La Cour de cassation considère qu’aucune obligation d’information ne pesait sur l’acquéreur, elle casse et annule l’arrêt rendu le 5 décembre 1997 par la cour de Versailles.
Afin de mieux comprendre cet arrêt, il convient d’une part d’analyser le rejet de l’obligation d’informer (I) que la Cour de cassation pose ici en principe, avant d’étudier d’autre part, les conséquences à la fois générales et particulières qui en découlent (II).
I. Le rejet de l’obligation d’information
Dans cette première partie nous nous intéresserons tout d’abord à l’obligation de bonne foi entre les parties lors de la formation du contrat (A), puis nous étudierons la réticence dolosive (B).
A. Le viol de l’obligation de bonne foi dans la formation du contrat
Le contrat repose sur l'autonomie de volonté. Il sera supposé juste en vertu de ce principe. En effet, les parties peuvent s'accorder librement au cours d'une phase de négociation en vue d'aboutir à un accord commun, ce qui débouche sur un contrat. La négociation, phase précontractuelle, est censée garantir la bonne foi et la liberté contractuelle. Lors de cette phase les parties sont supposées s'accorder l'une en fonction de l'autre, en prenant en considération leurs capacités (principe de bonne foi). Dans cet arrêt, Mme Y réclame l’annulation de l'acte de vente pour réticence dolosive de la part de M. Z. Elle reproche en effet à l’acheteur, M. Z, de ne pas lui avoir signalé la valeur des photographies vendues alors qu’elle en proposait un prix dérisoire. Ce silence est fautif, il est constitutif de mauvaise foi dans la formation du contrat. Cette thèse est accueillie par la Cour d’appel qui condamne l’acheteur car elle estime que celui-ci savait qu’il contractait à un prix dérisoire et que, de ce fait, il a manqué à son obligation de contracter de bonne foi, obligation qui pèse sur tout contractant et qui est violée par la réticence à faire connaître la valeur des photographies à son vendeur. Il existe en effet un devoir d'information entre les parties, visant à garantir la loyauté entre celles-ci. Si une partie détient une information considérée comme pertinente (pouvant déterminer le consentement d'autrui) elle doit la communiquer à son cocontractant.
Cependant, la Cour de Cassation s’écarte de cette approche et considère que le comportement de l’acheteur n’est pas de mauvaise foi et qu’aucune obligation d’information ne pesait sur lui. L’acquéreur d’un bien n’a donc pas besoin d’informer le vendeur sur la valeur réelle de la chose qu’il vend. Cette position de la Cour de cassation rompt ainsi avec une approche plus solidariste du contrat. On voit donc qu’ici, la partie faible ne serait pas protégée de son acquéreur de mauvaise foi.

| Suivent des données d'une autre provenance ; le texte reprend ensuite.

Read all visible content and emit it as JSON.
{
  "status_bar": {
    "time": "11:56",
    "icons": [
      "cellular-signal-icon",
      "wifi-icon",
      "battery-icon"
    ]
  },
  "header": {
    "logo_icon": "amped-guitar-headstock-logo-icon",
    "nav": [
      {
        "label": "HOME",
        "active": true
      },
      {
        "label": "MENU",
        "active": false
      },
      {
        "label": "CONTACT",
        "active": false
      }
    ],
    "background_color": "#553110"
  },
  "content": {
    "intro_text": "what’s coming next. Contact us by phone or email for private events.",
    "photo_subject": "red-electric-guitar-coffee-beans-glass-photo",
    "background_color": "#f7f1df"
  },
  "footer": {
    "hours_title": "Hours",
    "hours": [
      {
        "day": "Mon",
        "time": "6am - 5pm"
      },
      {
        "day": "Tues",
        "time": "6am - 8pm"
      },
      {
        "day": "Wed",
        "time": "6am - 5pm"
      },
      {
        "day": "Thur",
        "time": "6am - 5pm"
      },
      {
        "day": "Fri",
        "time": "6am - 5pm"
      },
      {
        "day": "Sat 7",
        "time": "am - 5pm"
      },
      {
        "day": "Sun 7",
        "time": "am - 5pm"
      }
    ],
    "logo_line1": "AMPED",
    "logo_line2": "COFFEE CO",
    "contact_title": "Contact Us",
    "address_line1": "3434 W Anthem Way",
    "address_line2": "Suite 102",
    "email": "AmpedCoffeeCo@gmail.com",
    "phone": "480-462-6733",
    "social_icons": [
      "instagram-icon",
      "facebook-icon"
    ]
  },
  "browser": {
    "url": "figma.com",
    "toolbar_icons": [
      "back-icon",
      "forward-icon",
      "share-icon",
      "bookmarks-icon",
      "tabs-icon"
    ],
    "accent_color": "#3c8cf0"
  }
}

Après avoir étudié le non-respect de l’obligation de bonne foi dans la conclusion du contrat de vente (A), nous allons maintenant nous intéresser à la réticence dolosive qui a été écartée dans cet arrêt (B).
B. L’écartement de la réticence dolosive
L'obligation d'information est censée garantir la loyauté et la bonne foi entre les parties. On estimera qu'une obligation d'information existera si l'information concernée est considérée comme pertinente, c’est-à-dire que sa connaissance par son partenaire doit avoir été de nature à modifier son comportement. De même, on est en présence d’une obligation d’information si le créancier de celle-ci fait part d’une ignorance légitime. L'ignorance est considérée comme légitime si le créancier de l’obligation de l’information est dans l’impossibilité de découvrir par lui-même le fait dissimulé alors que son partenaire y avait accès. L'ignorance sera également considérée comme légitime s’il existe une relation de confiance qui unit le créancier de l’obligation d’information à son partenaire.